While site work at Harrison Square will soon give way to bricks-and-mortar construction, city officials are beginning a project that will help make a piece of the otherside of downtown more attractive.
Over the next three months, the city will fulfill a plan to make Barr Street more attractive with new trees, sidewalks, streetlights and curbs.
The streetscape project is part of downtown improvement plans and will enhance the Cultural District on the east side of downtown.
Mayor Tom Henry announced this week that work was beginning on the project, but the administration of Mayor Graham Richard initiated it several years ago. The city secured a state grant of $496,000 in 2004, and $112,000 in required local matching funds was authorized in 2005 as part of a downtown improvement bond financed with local income taxes.

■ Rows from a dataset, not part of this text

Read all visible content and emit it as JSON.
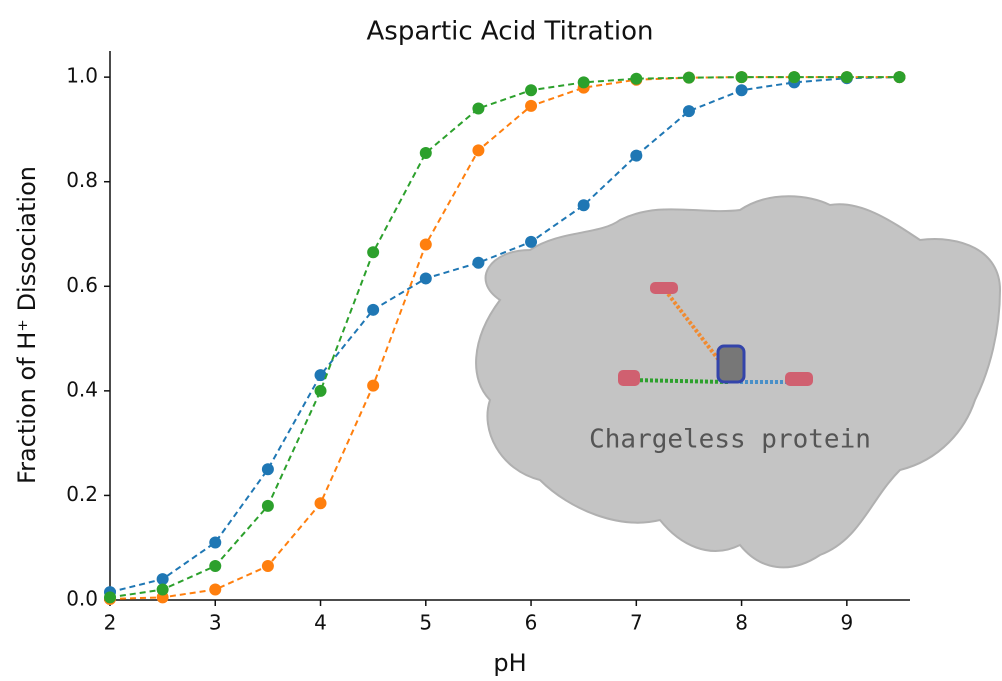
{
  "chart_data": {
    "type": "line",
    "title": "Aspartic Acid Titration",
    "x_label": "pH",
    "y_label": "Fraction of H⁺ Dissociation",
    "annotation": "Chargeless protein",
    "x": [
      2,
      2.5,
      3,
      3.5,
      4,
      4.5,
      5,
      5.5,
      6,
      6.5,
      7,
      7.5,
      8,
      8.5,
      9,
      9.5
    ],
    "series": [
      {
        "color": "#1f77b4",
        "values": [
          0.015,
          0.04,
          0.11,
          0.25,
          0.43,
          0.555,
          0.615,
          0.645,
          0.685,
          0.755,
          0.85,
          0.935,
          0.975,
          0.99,
          0.998,
          1.0
        ]
      },
      {
        "color": "#ff7f0e",
        "values": [
          0.002,
          0.005,
          0.02,
          0.065,
          0.185,
          0.41,
          0.68,
          0.86,
          0.945,
          0.98,
          0.995,
          0.999,
          1.0,
          1.0,
          1.0,
          1.0
        ]
      },
      {
        "color": "#2ca02c",
        "values": [
          0.005,
          0.02,
          0.065,
          0.18,
          0.4,
          0.665,
          0.855,
          0.94,
          0.975,
          0.99,
          0.997,
          0.999,
          1.0,
          1.0,
          1.0,
          1.0
        ]
      }
    ],
    "xlim": [
      2,
      9.6
    ],
    "ylim": [
      0,
      1.05
    ],
    "xticks": [
      2,
      3,
      4,
      5,
      6,
      7,
      8,
      9
    ],
    "yticks": [
      {
        "value": 0,
        "label": "0.0"
      },
      0.2,
      0.4,
      0.6,
      0.8,
      {
        "value": 1,
        "label": "1.0"
      }
    ],
    "grid": false
  }
}
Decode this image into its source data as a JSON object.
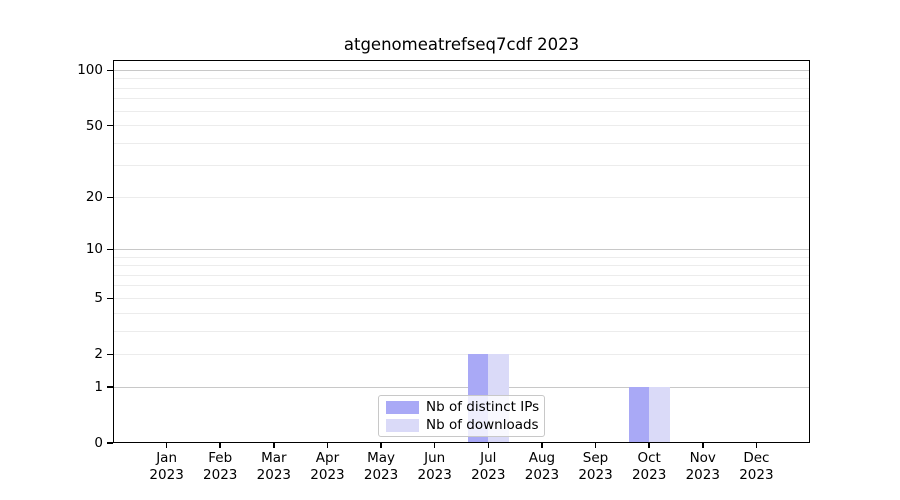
{
  "chart_data": {
    "type": "bar",
    "title": "atgenomeatrefseq7cdf 2023",
    "categories": [
      "Jan",
      "Feb",
      "Mar",
      "Apr",
      "May",
      "Jun",
      "Jul",
      "Aug",
      "Sep",
      "Oct",
      "Nov",
      "Dec"
    ],
    "x_tick_year": "2023",
    "series": [
      {
        "name": "Nb of distinct IPs",
        "color": "#a9a9f6",
        "values": [
          0,
          0,
          0,
          0,
          0,
          0,
          2,
          0,
          0,
          1,
          0,
          0
        ]
      },
      {
        "name": "Nb of downloads",
        "color": "#dadaf8",
        "values": [
          0,
          0,
          0,
          0,
          0,
          0,
          2,
          0,
          0,
          1,
          0,
          0
        ]
      }
    ],
    "yscale": "log1p",
    "ylim": [
      0,
      114
    ],
    "y_ticks": [
      0,
      1,
      2,
      5,
      10,
      20,
      50,
      100
    ],
    "y_major_gridlines": [
      1,
      10,
      100
    ],
    "y_minor_gridlines": [
      2,
      3,
      4,
      5,
      6,
      7,
      8,
      9,
      20,
      30,
      40,
      50,
      60,
      70,
      80,
      90
    ],
    "grid": "on",
    "legend_position": "lower center"
  },
  "colors": {
    "background": "#ffffff",
    "bar_distinct_ips": "#a9a9f6",
    "bar_downloads": "#dadaf8",
    "grid_major": "#c8c8c8",
    "grid_minor": "#ececec",
    "spine": "#000000",
    "text": "#000000",
    "legend_border": "#c8c8c8"
  }
}
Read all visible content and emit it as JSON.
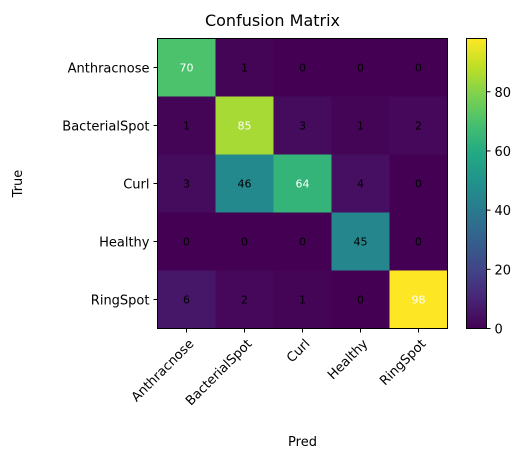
{
  "chart_data": {
    "type": "heatmap",
    "title": "Confusion Matrix",
    "xlabel": "Pred",
    "ylabel": "True",
    "x_categories": [
      "Anthracnose",
      "BacterialSpot",
      "Curl",
      "Healthy",
      "RingSpot"
    ],
    "y_categories": [
      "Anthracnose",
      "BacterialSpot",
      "Curl",
      "Healthy",
      "RingSpot"
    ],
    "matrix": [
      [
        70,
        1,
        0,
        0,
        0
      ],
      [
        1,
        85,
        3,
        1,
        2
      ],
      [
        3,
        46,
        64,
        4,
        0
      ],
      [
        0,
        0,
        0,
        45,
        0
      ],
      [
        6,
        2,
        1,
        0,
        98
      ]
    ],
    "colormap": "viridis",
    "value_range": [
      0,
      98
    ],
    "colorbar_ticks": [
      "0",
      "20",
      "40",
      "60",
      "80"
    ],
    "colorbar_tick_values": [
      0,
      20,
      40,
      60,
      80
    ],
    "text_color_light": "#ffffff",
    "text_color_dark": "#000000",
    "grid": false
  }
}
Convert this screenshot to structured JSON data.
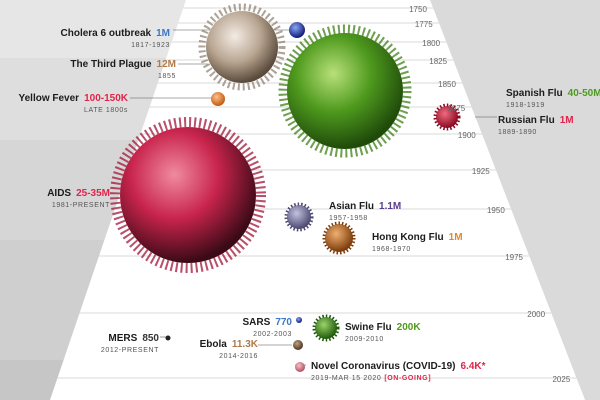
{
  "colors": {
    "red": "#e0244c",
    "green": "#4f9a1e",
    "brown": "#b07a4a",
    "orange": "#e08a2a",
    "blue": "#3a78c8",
    "purple": "#5a3e8e",
    "dark": "#333333"
  },
  "years": [
    "1750",
    "1775",
    "1800",
    "1825",
    "1850",
    "1875",
    "1900",
    "1925",
    "1950",
    "1975",
    "2000",
    "2025"
  ],
  "pandemics": {
    "cholera": {
      "name": "Cholera 6 outbreak",
      "deaths": "1M",
      "dates": "1817-1923",
      "color": "blue"
    },
    "plague": {
      "name": "The Third Plague",
      "deaths": "12M",
      "dates": "1855",
      "color": "brown"
    },
    "yellow": {
      "name": "Yellow Fever",
      "deaths": "100-150K",
      "dates": "LATE 1800s",
      "color": "red"
    },
    "spanish": {
      "name": "Spanish Flu",
      "deaths": "40-50M",
      "dates": "1918-1919",
      "color": "green"
    },
    "russian": {
      "name": "Russian Flu",
      "deaths": "1M",
      "dates": "1889-1890",
      "color": "red"
    },
    "aids": {
      "name": "AIDS",
      "deaths": "25-35M",
      "dates": "1981-PRESENT",
      "color": "red"
    },
    "asian": {
      "name": "Asian Flu",
      "deaths": "1.1M",
      "dates": "1957-1958",
      "color": "purple"
    },
    "hongkong": {
      "name": "Hong Kong Flu",
      "deaths": "1M",
      "dates": "1968-1970",
      "color": "orange"
    },
    "sars": {
      "name": "SARS",
      "deaths": "770",
      "dates": "2002-2003",
      "color": "blue"
    },
    "swine": {
      "name": "Swine Flu",
      "deaths": "200K",
      "dates": "2009-2010",
      "color": "green"
    },
    "mers": {
      "name": "MERS",
      "deaths": "850",
      "dates": "2012-PRESENT",
      "color": "dark"
    },
    "ebola": {
      "name": "Ebola",
      "deaths": "11.3K",
      "dates": "2014-2016",
      "color": "brown"
    },
    "covid": {
      "name": "Novel Coronavirus (COVID-19)",
      "deaths": "6.4K*",
      "dates": "2019-MAR 15 2020",
      "status": "[ON-GOING]",
      "color": "red"
    }
  }
}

The city now needs to come up with only a few thousand dollars for contingencies.
“The project is 95 percent paid for today,” said Greg Leatherman, the city’s redevelopment director.
No improvements in the Barr Street Market area are included, but the sidewalks leading to the market will be wider, and new curbs will help make the area more pedestrian friendly.

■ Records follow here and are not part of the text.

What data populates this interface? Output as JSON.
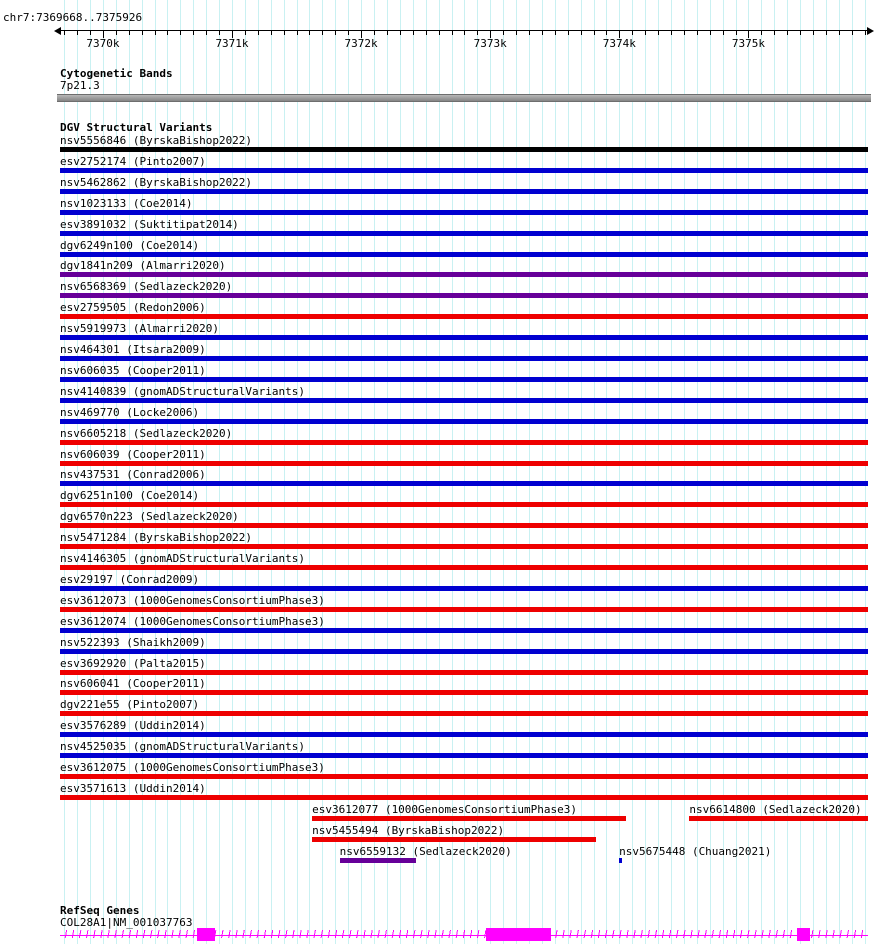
{
  "header": {
    "coordinates": "chr7:7369668..7375926"
  },
  "ruler": {
    "start": 7369668,
    "end": 7375926,
    "minor_step": 100,
    "major_ticks": [
      {
        "pos": 7370000,
        "label": "7370k"
      },
      {
        "pos": 7371000,
        "label": "7371k"
      },
      {
        "pos": 7372000,
        "label": "7372k"
      },
      {
        "pos": 7373000,
        "label": "7373k"
      },
      {
        "pos": 7374000,
        "label": "7374k"
      },
      {
        "pos": 7375000,
        "label": "7375k"
      }
    ]
  },
  "cytobands": {
    "title": "Cytogenetic Bands",
    "band": {
      "label": "7p21.3",
      "color": "#9a9a9a"
    }
  },
  "dgv": {
    "title": "DGV Structural Variants",
    "colors": {
      "gain_blue": "#0000d0",
      "loss_red": "#ee0000",
      "complex_black": "#000000",
      "mixed_purple": "#660099",
      "grid_cyan": "#c9f1f2"
    },
    "variants": [
      {
        "label": "nsv5556846 (ByrskaBishop2022)",
        "color": "#000000",
        "row": 0,
        "start": 0,
        "end": 1
      },
      {
        "label": "esv2752174 (Pinto2007)",
        "color": "#0000d0",
        "row": 1,
        "start": 0,
        "end": 1
      },
      {
        "label": "nsv5462862 (ByrskaBishop2022)",
        "color": "#0000d0",
        "row": 2,
        "start": 0,
        "end": 1
      },
      {
        "label": "nsv1023133 (Coe2014)",
        "color": "#0000d0",
        "row": 3,
        "start": 0,
        "end": 1
      },
      {
        "label": "esv3891032 (Suktitipat2014)",
        "color": "#0000d0",
        "row": 4,
        "start": 0,
        "end": 1
      },
      {
        "label": "dgv6249n100 (Coe2014)",
        "color": "#0000d0",
        "row": 5,
        "start": 0,
        "end": 1
      },
      {
        "label": "dgv1841n209 (Almarri2020)",
        "color": "#660099",
        "row": 6,
        "start": 0,
        "end": 1
      },
      {
        "label": "nsv6568369 (Sedlazeck2020)",
        "color": "#660099",
        "row": 7,
        "start": 0,
        "end": 1
      },
      {
        "label": "esv2759505 (Redon2006)",
        "color": "#ee0000",
        "row": 8,
        "start": 0,
        "end": 1
      },
      {
        "label": "nsv5919973 (Almarri2020)",
        "color": "#0000d0",
        "row": 9,
        "start": 0,
        "end": 1
      },
      {
        "label": "nsv464301 (Itsara2009)",
        "color": "#0000d0",
        "row": 10,
        "start": 0,
        "end": 1
      },
      {
        "label": "nsv606035 (Cooper2011)",
        "color": "#0000d0",
        "row": 11,
        "start": 0,
        "end": 1
      },
      {
        "label": "nsv4140839 (gnomADStructuralVariants)",
        "color": "#0000d0",
        "row": 12,
        "start": 0,
        "end": 1
      },
      {
        "label": "nsv469770 (Locke2006)",
        "color": "#0000d0",
        "row": 13,
        "start": 0,
        "end": 1
      },
      {
        "label": "nsv6605218 (Sedlazeck2020)",
        "color": "#ee0000",
        "row": 14,
        "start": 0,
        "end": 1
      },
      {
        "label": "nsv606039 (Cooper2011)",
        "color": "#ee0000",
        "row": 15,
        "start": 0,
        "end": 1
      },
      {
        "label": "nsv437531 (Conrad2006)",
        "color": "#0000d0",
        "row": 16,
        "start": 0,
        "end": 1
      },
      {
        "label": "dgv6251n100 (Coe2014)",
        "color": "#ee0000",
        "row": 17,
        "start": 0,
        "end": 1
      },
      {
        "label": "dgv6570n223 (Sedlazeck2020)",
        "color": "#ee0000",
        "row": 18,
        "start": 0,
        "end": 1
      },
      {
        "label": "nsv5471284 (ByrskaBishop2022)",
        "color": "#ee0000",
        "row": 19,
        "start": 0,
        "end": 1
      },
      {
        "label": "nsv4146305 (gnomADStructuralVariants)",
        "color": "#ee0000",
        "row": 20,
        "start": 0,
        "end": 1
      },
      {
        "label": "esv29197 (Conrad2009)",
        "color": "#0000d0",
        "row": 21,
        "start": 0,
        "end": 1
      },
      {
        "label": "esv3612073 (1000GenomesConsortiumPhase3)",
        "color": "#ee0000",
        "row": 22,
        "start": 0,
        "end": 1
      },
      {
        "label": "esv3612074 (1000GenomesConsortiumPhase3)",
        "color": "#0000d0",
        "row": 23,
        "start": 0,
        "end": 1
      },
      {
        "label": "nsv522393 (Shaikh2009)",
        "color": "#0000d0",
        "row": 24,
        "start": 0,
        "end": 1
      },
      {
        "label": "esv3692920 (Palta2015)",
        "color": "#ee0000",
        "row": 25,
        "start": 0,
        "end": 1
      },
      {
        "label": "nsv606041 (Cooper2011)",
        "color": "#ee0000",
        "row": 26,
        "start": 0,
        "end": 1
      },
      {
        "label": "dgv221e55 (Pinto2007)",
        "color": "#ee0000",
        "row": 27,
        "start": 0,
        "end": 1
      },
      {
        "label": "esv3576289 (Uddin2014)",
        "color": "#0000d0",
        "row": 28,
        "start": 0,
        "end": 1
      },
      {
        "label": "nsv4525035 (gnomADStructuralVariants)",
        "color": "#0000d0",
        "row": 29,
        "start": 0,
        "end": 1
      },
      {
        "label": "esv3612075 (1000GenomesConsortiumPhase3)",
        "color": "#ee0000",
        "row": 30,
        "start": 0,
        "end": 1
      },
      {
        "label": "esv3571613 (Uddin2014)",
        "color": "#ee0000",
        "row": 31,
        "start": 0,
        "end": 1
      },
      {
        "label": "esv3612077 (1000GenomesConsortiumPhase3)",
        "color": "#ee0000",
        "row": 32,
        "start": 0.312,
        "end": 0.7
      },
      {
        "label": "nsv6614800 (Sedlazeck2020)",
        "color": "#ee0000",
        "row": 32,
        "start": 0.779,
        "end": 1.0
      },
      {
        "label": "nsv5455494 (ByrskaBishop2022)",
        "color": "#ee0000",
        "row": 33,
        "start": 0.312,
        "end": 0.664
      },
      {
        "label": "nsv6559132 (Sedlazeck2020)",
        "color": "#660099",
        "row": 34,
        "start": 0.346,
        "end": 0.44
      },
      {
        "label": "nsv5675448 (Chuang2021)",
        "color": "#0000d0",
        "row": 34,
        "start": 0.692,
        "end": 0.696
      }
    ]
  },
  "refseq": {
    "title": "RefSeq Genes",
    "gene": {
      "label": "COL28A1|NM_001037763",
      "color": "#ff00ff",
      "exons": [
        [
          0.17,
          0.192
        ],
        [
          0.527,
          0.608
        ],
        [
          0.912,
          0.928
        ]
      ]
    }
  }
}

Barr Street connects, among other downtown destinations, the market, the History Center, Park Place restaurant, the Arts United Center and the Fort Wayne Museum of Art. Arts United plans to study the building needs of its member organizations, and the streetscape could well complement any improvements or additions.
The project is the latest move to help make downtown more appealing, and it comes at little cost to local taxpayers.
Encouraging more pedestrian traffic along the street is part of downtown development plans, and the streetscape should help efforts to reach that goal.